Также церковь контролировала несколько религиозных коммун, которые совокупно назывались Сообществом. В каждой коммуне было от двенадцати и более постоянных жителей, которые пожертвовали все свое имущество церкви и полностью подчинялись Кену и Старейшинам.
«Дом Аббы» пустил глубокие корни в средней школе Чула-Висты. Люди Иисуса собирались на лужайках во время ланча, вели беседы, молились и делились своими мыслями о Боге. В моем классе было несколько таких учащихся, в том числе моя сверстница по имени Кати Уильямс. Она была умной и творческой натурой. У нее было интересное, хитрое чувство юмора: оно словно сначала подкрадывалось к тебе со спины, вдруг давало тебе легкий игривый подзатыльник, а потом убегало, хихикая. Она была очень жизнерадостной. Она была просто бомба. Она была великолепна.
По расписанию я занимался с ней в одном кабинете два раза подряд. Мы рассаживались по алфавиту, и во время первого урока я сидел за столом, который занимала Кати во время второго урока, а я в это время сидел на один ряд дальше. Как и любой другой скучающий ученик, я иногда отвлекался от занятий и рисовал что-нибудь на листке бумаги или даже на столе. Однажды во время скучного первого урока я прикрепил стикер с пентаграммой на спинку стоявшего передо мной стула. (В тот период мое писательство все еще пребывало в своей лавкрафтианско-мистической фазе, и я считал все связанное с этой темой крутым. Я был идиотом.)
На следующий день, когда во время первого урока я снова сел за тот же стол, то заметил, что рядом с пентаграммой Кати написала: «Иисус спасет тебя». Она не знала, кто оставил пентаграмму на спинке стула, ей просто хотелось на нее отреагировать. Решив ответить, я написал довольно грубую, вызывающе антихристианскую фразу, чтобы спровоцировать ее на ответ.

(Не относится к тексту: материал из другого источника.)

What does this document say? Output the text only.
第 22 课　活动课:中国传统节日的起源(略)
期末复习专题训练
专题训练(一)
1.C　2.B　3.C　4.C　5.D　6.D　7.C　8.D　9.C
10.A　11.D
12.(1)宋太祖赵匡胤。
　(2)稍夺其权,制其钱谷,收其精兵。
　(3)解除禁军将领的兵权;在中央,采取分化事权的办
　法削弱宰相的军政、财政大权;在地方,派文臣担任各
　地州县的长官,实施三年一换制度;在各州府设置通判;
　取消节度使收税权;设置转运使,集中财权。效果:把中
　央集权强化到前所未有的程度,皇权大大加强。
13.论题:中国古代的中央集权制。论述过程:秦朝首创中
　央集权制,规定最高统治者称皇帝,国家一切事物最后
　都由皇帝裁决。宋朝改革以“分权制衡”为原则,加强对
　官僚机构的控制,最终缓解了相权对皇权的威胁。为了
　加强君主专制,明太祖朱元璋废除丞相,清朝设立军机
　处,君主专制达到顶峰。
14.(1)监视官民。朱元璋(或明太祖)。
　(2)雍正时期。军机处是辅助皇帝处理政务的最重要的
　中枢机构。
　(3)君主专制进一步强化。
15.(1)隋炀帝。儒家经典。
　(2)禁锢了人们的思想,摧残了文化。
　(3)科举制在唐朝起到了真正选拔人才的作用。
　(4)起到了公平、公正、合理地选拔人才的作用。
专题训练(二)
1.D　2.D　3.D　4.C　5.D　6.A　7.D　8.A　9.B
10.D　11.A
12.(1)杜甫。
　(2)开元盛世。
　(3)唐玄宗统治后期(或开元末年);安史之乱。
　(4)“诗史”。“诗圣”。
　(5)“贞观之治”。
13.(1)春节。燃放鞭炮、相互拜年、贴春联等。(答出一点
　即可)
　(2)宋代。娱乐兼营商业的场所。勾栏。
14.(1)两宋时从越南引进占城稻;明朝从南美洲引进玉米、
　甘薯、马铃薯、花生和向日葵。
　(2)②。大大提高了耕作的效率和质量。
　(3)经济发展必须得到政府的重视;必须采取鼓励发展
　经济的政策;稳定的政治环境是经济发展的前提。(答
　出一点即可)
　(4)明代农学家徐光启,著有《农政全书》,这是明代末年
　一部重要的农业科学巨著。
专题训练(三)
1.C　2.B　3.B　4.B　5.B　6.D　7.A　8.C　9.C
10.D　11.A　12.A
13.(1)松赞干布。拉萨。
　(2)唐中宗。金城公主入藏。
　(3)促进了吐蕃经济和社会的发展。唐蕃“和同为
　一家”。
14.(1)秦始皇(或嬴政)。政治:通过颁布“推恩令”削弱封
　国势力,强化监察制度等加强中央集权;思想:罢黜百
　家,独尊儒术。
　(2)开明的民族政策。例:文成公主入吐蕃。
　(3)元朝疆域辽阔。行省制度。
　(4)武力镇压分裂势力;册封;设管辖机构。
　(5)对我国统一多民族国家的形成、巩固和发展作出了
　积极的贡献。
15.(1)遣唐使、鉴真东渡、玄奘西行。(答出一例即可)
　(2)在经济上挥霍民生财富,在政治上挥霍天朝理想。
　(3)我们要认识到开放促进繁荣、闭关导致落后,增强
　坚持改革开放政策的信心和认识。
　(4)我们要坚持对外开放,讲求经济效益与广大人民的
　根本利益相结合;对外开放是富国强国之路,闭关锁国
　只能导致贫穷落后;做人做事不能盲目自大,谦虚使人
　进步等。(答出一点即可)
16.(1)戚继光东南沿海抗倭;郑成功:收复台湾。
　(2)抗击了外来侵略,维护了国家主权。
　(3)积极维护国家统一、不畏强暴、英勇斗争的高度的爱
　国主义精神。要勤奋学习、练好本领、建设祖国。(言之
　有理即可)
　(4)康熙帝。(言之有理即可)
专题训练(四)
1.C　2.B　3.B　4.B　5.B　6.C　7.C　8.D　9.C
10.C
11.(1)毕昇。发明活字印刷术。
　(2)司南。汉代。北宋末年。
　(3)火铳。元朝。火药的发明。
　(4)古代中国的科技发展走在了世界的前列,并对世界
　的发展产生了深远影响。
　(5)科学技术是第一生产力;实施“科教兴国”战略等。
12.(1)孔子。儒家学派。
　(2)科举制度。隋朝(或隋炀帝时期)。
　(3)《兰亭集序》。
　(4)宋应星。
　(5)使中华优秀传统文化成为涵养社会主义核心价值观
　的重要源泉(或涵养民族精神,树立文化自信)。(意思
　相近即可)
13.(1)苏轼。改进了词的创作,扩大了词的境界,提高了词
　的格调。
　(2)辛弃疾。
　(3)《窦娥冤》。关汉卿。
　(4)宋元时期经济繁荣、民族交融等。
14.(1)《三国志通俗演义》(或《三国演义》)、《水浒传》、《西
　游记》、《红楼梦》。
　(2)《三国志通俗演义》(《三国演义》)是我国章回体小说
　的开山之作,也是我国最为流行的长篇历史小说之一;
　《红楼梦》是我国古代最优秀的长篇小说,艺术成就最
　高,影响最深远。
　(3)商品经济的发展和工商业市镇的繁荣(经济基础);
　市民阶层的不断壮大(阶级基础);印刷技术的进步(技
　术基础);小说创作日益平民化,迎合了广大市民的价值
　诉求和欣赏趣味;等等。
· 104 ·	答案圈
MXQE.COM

Она ответила. Я тоже. Она парировала мой ответ. Меня веселило, что мы, по сути, ведем теологический спор, передавая записки через спинку стула, и что она понятия не имеет, с кем говорит. Когда на спинке не осталось свободного места, мы стали оставлять друг другу целые письма, пряча их под столешницей. Чем сильнее она старалась, тем жестче был мой ответ. С каждой запиской мое мнение становилось все более и более экстремальным, а некоторые из записок прямо дышали дьявольским пламенем. На втором уроке я наблюдал за тем, как она разворачивала послание и вместе с друзьями смеялась над придурком, которого пыталась обратить в веру.

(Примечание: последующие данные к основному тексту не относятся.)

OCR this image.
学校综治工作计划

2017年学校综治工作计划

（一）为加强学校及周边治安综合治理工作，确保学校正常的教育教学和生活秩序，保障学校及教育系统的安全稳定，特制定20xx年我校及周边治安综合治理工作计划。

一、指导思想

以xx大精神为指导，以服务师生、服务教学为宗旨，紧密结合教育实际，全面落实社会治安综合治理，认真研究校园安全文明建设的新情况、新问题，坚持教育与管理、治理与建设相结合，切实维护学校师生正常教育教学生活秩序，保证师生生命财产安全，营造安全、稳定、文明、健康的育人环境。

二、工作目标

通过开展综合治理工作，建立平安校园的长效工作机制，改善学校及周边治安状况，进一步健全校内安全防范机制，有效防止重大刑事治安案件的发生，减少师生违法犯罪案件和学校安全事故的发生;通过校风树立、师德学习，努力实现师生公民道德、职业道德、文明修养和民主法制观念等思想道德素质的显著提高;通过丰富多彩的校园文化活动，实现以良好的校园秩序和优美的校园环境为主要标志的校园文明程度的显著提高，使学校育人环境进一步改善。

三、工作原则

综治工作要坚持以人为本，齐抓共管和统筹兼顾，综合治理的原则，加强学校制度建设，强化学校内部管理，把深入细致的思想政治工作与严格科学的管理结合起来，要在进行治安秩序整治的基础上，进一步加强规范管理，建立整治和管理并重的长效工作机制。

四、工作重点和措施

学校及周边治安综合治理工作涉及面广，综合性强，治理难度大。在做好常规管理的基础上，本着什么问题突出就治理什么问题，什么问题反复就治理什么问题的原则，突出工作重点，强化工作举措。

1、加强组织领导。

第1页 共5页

Несмотря на то что я все еще был слишком стеснителен, чтобы разговаривать с девушками, оказалось, что я могу спокойно переписываться с ними, и сам Сатана выступал в качестве суфлера.
Наша переписка продолжалась уже месяц, когда я решил покончить с секретами и оставил под столом записку с предложением встретиться после школы. Она уже стояла и ждала своего загадочного оппонента, готовая к духовным баталиям, когда я подошел и поздоровался.
Она нетерпеливо кивнула в ответ, вглядываясь в темноту, в поисках сумрачной фигуры человека, который присылал ей все эти ужасные записки. По всей видимости, он должен был появиться, объятый дымом и тенями. Я терпеливо ждал. Через секунду она повернулась ко мне, и глаза ее осветились от неожиданного осознания. Кати покраснела от смущения, сделала шаг назад, а потом залепила мне пощечину.
После этого случая я превратился в особый проект Кати.
К ее неустанным попыткам обратить меня в определенный момент подключились и другие члены «Дома Аббы».
Когда кто-то из них встречал меня идущим по улице, то предлагал подвезти. Каждый день во время перерыва на завтрак они предлагали мне присесть за их стол, поговорить, а то и просто помолчать, если говорить не хотелось.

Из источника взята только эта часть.